Brigadier-General Jones in accordance with his
instructions advanced upon the Moulvie’s position at Mohumdee, which
fell into his hands; but the rebels crossed the Goomtee too promptly to
admit of his cavalry capturing their guns. A few weeks later the Moulvie,
one of the most bitter and stubborn antagonists of the British rule, met
his death by the treachery of one of his own countrymen, the Rajah of
Powain. The Rajah’s brother shot him dead; the Rajah himself cut off the
Moulvie’s head, and wrapping it in a cloth carried it to Shahjehanpore.
He entered the magistrate’s house, opened the bundle and rolled the
bloody head at the feet of the official. On the day following it was
exposed to view in a conspicuous part of the town, “ for the information
and encouragement of all concerned.”
Sir Colin left Futtehghur on June 5th, having made the
necessary arrangements regarding the troops he could spare to support
Sir Hugh Rose’s advance on Gwalior, and having satisfied himself that
affairs in Rohilcund and the Doab were progressing favourably. Since the
settlement of the early spring the latter territory had remained
undisturbed save by a few casual irruptions. Sir Colin proceeded
directly to Allahabad where he remained during the hot weather in the
house which Lord Canning had prepared for him.
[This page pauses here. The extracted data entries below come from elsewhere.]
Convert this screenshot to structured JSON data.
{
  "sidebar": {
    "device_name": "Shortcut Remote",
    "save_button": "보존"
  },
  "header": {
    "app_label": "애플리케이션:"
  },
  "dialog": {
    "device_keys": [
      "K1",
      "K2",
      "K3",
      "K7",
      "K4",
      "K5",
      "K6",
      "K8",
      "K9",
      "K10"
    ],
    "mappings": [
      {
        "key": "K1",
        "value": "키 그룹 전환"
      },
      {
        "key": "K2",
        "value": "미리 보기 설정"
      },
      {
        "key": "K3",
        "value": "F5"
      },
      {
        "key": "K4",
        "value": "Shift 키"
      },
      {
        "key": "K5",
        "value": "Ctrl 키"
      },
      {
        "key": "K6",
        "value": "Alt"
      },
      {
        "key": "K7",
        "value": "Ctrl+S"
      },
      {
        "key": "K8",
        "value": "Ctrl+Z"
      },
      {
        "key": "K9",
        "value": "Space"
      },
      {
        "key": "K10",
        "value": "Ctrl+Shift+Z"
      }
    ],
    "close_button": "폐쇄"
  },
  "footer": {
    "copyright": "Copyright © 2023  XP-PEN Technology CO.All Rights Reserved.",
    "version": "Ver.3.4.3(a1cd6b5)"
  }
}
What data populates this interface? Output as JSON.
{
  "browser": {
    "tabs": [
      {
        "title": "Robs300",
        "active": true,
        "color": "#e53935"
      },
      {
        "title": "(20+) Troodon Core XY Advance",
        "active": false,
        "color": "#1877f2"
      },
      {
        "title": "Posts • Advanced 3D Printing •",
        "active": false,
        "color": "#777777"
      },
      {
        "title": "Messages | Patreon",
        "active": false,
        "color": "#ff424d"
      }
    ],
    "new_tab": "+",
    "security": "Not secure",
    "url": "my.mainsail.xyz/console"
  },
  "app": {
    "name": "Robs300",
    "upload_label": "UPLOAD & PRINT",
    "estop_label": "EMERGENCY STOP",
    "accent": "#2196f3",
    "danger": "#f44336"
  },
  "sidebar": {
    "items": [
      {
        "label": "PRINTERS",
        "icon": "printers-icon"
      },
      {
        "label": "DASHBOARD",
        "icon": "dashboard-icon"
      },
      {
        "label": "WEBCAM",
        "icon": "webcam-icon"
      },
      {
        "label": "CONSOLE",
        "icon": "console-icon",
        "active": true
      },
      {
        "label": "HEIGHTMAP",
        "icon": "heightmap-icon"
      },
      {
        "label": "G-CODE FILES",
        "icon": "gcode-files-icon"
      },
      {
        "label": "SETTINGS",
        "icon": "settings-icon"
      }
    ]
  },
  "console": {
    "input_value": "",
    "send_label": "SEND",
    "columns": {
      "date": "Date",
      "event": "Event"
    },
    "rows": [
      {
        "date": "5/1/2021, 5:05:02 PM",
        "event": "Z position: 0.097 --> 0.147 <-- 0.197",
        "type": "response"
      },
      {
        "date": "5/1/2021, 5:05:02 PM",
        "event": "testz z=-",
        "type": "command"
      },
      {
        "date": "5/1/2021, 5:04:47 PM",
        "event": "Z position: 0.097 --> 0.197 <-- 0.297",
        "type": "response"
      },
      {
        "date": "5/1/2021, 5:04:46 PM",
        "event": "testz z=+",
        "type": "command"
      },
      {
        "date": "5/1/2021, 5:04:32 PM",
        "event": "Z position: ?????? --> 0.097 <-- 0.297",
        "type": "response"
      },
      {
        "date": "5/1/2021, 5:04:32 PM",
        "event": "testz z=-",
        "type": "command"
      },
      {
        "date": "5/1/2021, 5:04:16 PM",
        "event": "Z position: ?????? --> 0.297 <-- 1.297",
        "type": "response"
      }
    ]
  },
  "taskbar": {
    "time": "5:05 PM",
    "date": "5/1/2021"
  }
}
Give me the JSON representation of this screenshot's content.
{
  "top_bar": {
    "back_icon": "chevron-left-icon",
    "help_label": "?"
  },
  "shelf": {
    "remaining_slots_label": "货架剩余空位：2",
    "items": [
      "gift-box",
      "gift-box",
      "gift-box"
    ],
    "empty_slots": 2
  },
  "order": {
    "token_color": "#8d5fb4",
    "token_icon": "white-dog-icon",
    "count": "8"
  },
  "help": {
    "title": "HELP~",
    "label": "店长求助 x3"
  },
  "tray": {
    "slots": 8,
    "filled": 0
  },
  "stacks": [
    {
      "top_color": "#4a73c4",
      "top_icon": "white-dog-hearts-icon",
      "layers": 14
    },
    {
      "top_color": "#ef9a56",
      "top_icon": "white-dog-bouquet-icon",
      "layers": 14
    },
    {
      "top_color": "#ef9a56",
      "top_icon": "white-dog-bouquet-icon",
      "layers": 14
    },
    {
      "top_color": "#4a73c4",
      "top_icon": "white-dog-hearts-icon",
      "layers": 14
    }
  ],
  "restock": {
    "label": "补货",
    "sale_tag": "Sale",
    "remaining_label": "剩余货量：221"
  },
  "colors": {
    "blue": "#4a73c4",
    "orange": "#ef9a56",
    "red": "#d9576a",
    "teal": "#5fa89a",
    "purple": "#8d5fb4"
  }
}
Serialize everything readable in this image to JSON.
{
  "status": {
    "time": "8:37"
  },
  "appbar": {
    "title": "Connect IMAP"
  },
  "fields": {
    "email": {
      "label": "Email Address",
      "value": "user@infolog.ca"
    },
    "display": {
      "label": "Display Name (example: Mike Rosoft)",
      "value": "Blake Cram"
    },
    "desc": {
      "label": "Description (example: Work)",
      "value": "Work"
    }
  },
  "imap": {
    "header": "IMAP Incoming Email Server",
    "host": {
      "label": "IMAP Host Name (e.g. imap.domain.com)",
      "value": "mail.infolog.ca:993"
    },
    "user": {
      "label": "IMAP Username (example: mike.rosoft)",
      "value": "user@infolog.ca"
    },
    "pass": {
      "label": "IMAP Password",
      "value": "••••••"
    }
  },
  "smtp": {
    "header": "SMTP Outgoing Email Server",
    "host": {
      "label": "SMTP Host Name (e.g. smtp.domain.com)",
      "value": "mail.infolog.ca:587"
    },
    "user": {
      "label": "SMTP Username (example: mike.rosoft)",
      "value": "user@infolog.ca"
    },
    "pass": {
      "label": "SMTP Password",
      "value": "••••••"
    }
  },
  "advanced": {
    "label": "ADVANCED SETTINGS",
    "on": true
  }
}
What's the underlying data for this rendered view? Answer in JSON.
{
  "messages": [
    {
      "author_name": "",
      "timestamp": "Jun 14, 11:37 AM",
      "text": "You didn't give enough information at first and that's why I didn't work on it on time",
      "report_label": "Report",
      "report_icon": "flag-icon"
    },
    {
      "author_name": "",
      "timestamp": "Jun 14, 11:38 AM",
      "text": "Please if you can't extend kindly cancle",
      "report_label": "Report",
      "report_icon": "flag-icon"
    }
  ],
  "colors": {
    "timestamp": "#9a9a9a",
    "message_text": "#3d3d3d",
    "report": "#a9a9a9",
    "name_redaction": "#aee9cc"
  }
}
There awaited him in
Allahabad a letter from Lord Derby, then Prime Minister, in which his
lordship intimated that he “had been honoured with the Queen’s commands
to signify to you her Majesty’s unqualified approval of the
distinguished services you have rendered to her Majesty and to the
country as Commander-in-Chief of the armies in India. . . . Her Majesty
deems the present a fitting moment for marking her high sense of your
eminent and brilliant services by raising you to the dignity of a peer
of the United Kingdom by such title as you may think it proper to
assume.” Sir Colin, with his innate modesty of character, at first
shrank from the proferred honour. He was, in the words of Sir William
Mansfield, “much disposed to run restive at being put into such strange
harness; but he is now reconciled, and, I think, very much pleased.” His
constant friend the Duke of Cambridge suggested that he should be called
up by the title of “Lord Clyde of Lucknow.” But he modestly wrote in
reply, “ I have thought it proper not to add the word 'Lucknow,’ as the
baronetcy of the late Sir Henry Havelock was distinguished in that
manner. It would be unbecoming in me to trench, as it were, on the title
of that very distinguished officer.” Ultimately, at the suggestion of
Lord Derby, he took the title of “Lord Clyde of Clydesdale.” But he was
curiously reluctant to make use of his new title. Not one of his letters
to his intimate friends has the signature of “Clyde.” They uniformly
bear his initials "C. C.” or “ C. Campbell ”—a retention of the
simplicity which had been a marked feature of his character in the days
of his comparative obscurity.
To accompany Ms peerage the grant of an annuity of £2000
was made to him by the East India Company -one of the last acts of that
body before its extinction by Act of Parliament. On the 14th of May he
had been gazetted to the rank of full General.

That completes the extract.